Im Rahmen einer Vormachbarkeitsstudie hatte das Fraunhofer ISE in der Region bereits im Jahr 2018 im Auftrag der Deutschen Gesellschaft für Internationale Zusammenarbeit (GIZ) GmbH die Chancen einer Kombination von Shrimp-Kulturen mit Photovoltaik untersucht. Sollte das Projekt gelingen, sieht man beim Fraunhofer ISE großes Potenzial die Aqua-PV-Technologie auch in weiteren Entwicklungs- und Schwellenländern zum Einsatz zu bringen.

Solardächer zunächst für zwei Testanlagen

Vietnam zählt zu den größten Shrimp-Produzenten weltweit. Aus hygienischen Gründen und um zu vermeiden, dass Vögel und andere Tiere die Farmen mit Krankheitskeimen verunreinigen, sind viele Aufzuchtbetriebe dazu übergegangen, ihre Aquakulturen durch Dächer zu schützen. Diese Entwicklung machen sich die Forscher des Fraunhofer ISE nun zunutze.

Nach ersten Berechnungen soll die ein Megawatt große Pilotanlage in Bac Lieu rund 15.000 Tonnen CO2-Emissionen pro Jahr einsparen. Zudem erhoffen die Wissenschaftler hier den Wasserverbrauch im Vergleich zu einer konventionellen Shrimp-Farm um 75 % reduzieren zu können. Da die Photovoltaikdächer die Wasserbecken verschatten, ist das Wasser nicht mehr der direkten Sonneneinstrahlung ausgesetzt. Verdunstung findet daher kaum noch statt. Die integrierten Solarmodule verbessern durch die Verschattung auch die Arbeitsbedingungen der Beschäftigten und sorgen für eine stabile und niedrigere Wassertemperatur, die das Wachstum der Shrimps begünstigt.

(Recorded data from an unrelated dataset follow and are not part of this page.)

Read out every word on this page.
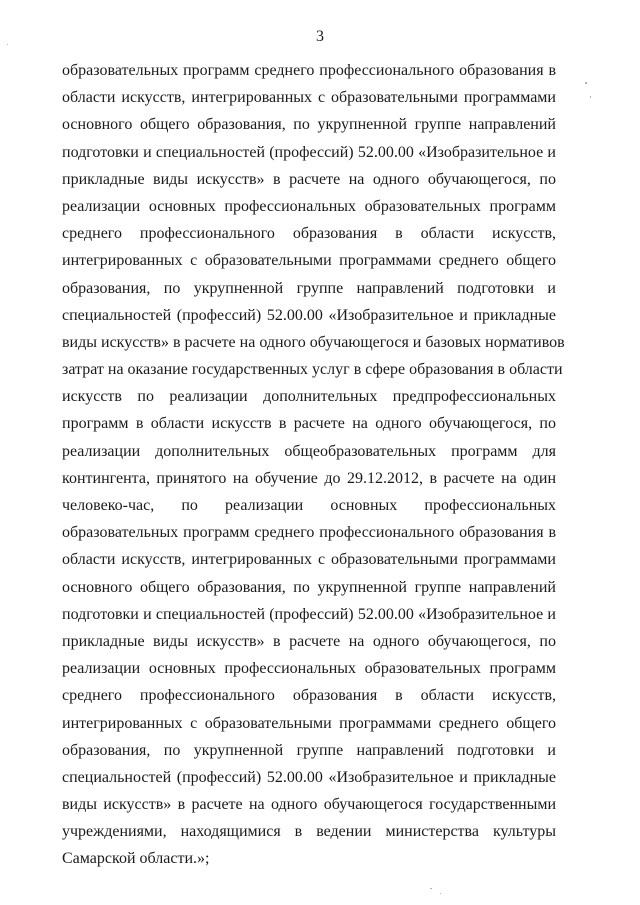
3
образовательных программ среднего профессионального образования в
области искусств, интегрированных с образовательными программами
основного общего образования, по укрупненной группе направлений
подготовки и специальностей (профессий) 52.00.00 «Изобразительное и
прикладные виды искусств» в расчете на одного обучающегося, по
реализации основных профессиональных образовательных программ
среднего профессионального образования в области искусств,
интегрированных с образовательными программами среднего общего
образования, по укрупненной группе направлений подготовки и
специальностей (профессий) 52.00.00 «Изобразительное и прикладные
виды искусств» в расчете на одного обучающегося и базовых нормативов
затрат на оказание государственных услуг в сфере образования в области
искусств по реализации дополнительных предпрофессиональных
программ в области искусств в расчете на одного обучающегося, по
реализации дополнительных общеобразовательных программ для
контингента, принятого на обучение до 29.12.2012, в расчете на один
человеко-час, по реализации основных профессиональных
образовательных программ среднего профессионального образования в
области искусств, интегрированных с образовательными программами
основного общего образования, по укрупненной группе направлений
подготовки и специальностей (профессий) 52.00.00 «Изобразительное и
прикладные виды искусств» в расчете на одного обучающегося, по
реализации основных профессиональных образовательных программ
среднего профессионального образования в области искусств,
интегрированных с образовательными программами среднего общего
образования, по укрупненной группе направлений подготовки и
специальностей (профессий) 52.00.00 «Изобразительное и прикладные
виды искусств» в расчете на одного обучающегося государственными
учреждениями, находящимися в ведении министерства культуры
Самарской области.»;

Die zweite Anlage mit 400 Kilowatt Leistung wird über einer Aquakultur installiert, in der Welse (Pangasius) gezüchtet werden. Hier werden die Solarmodule über der Wasserfläche aufgeständert, was ebenfalls den Wasserverbrauch durch Verdunstung deutlich verringern soll und Verluste durch fischfressende Vögel minimiert. Den erzeugten Strom wird die Pangasiusfarm zu 100 % selbst nutzen und dadurch den Einsatz des bisher eingesetzten Dieselgenerators weitgehend reduzieren.

Solarlösung für kleine und mittlere Landwirtschaftsbetriebe

Nach Abschluss der Testphase ist der Aufbau zweier großer Anlagen geplant, auf deren Basis im nächsten Schritt mit lokalen Partnern Lösungen für kleine und mittlere Landwirtschaftsbetriebe entwickelt werden können. Das Projekt wird vom Bundesministerium für Bildung und Forschung im Zuge des Rahmenprogramms „Forschung für Nachhaltige Entwicklung“ (FONA3) unterstützt. Beteiligte Partner sind die SMA Sunbelt Energy GmbH, die Suntrace GmbH, das Fraunhofer ISE sowie das Thünen-Institut für Fischereiökologie. Auf vietnamesischer Seite sind die Nong Lam Universität, das vietnamesische Institute of Energy und die Viet Uc Seafood Corporation beteiligt.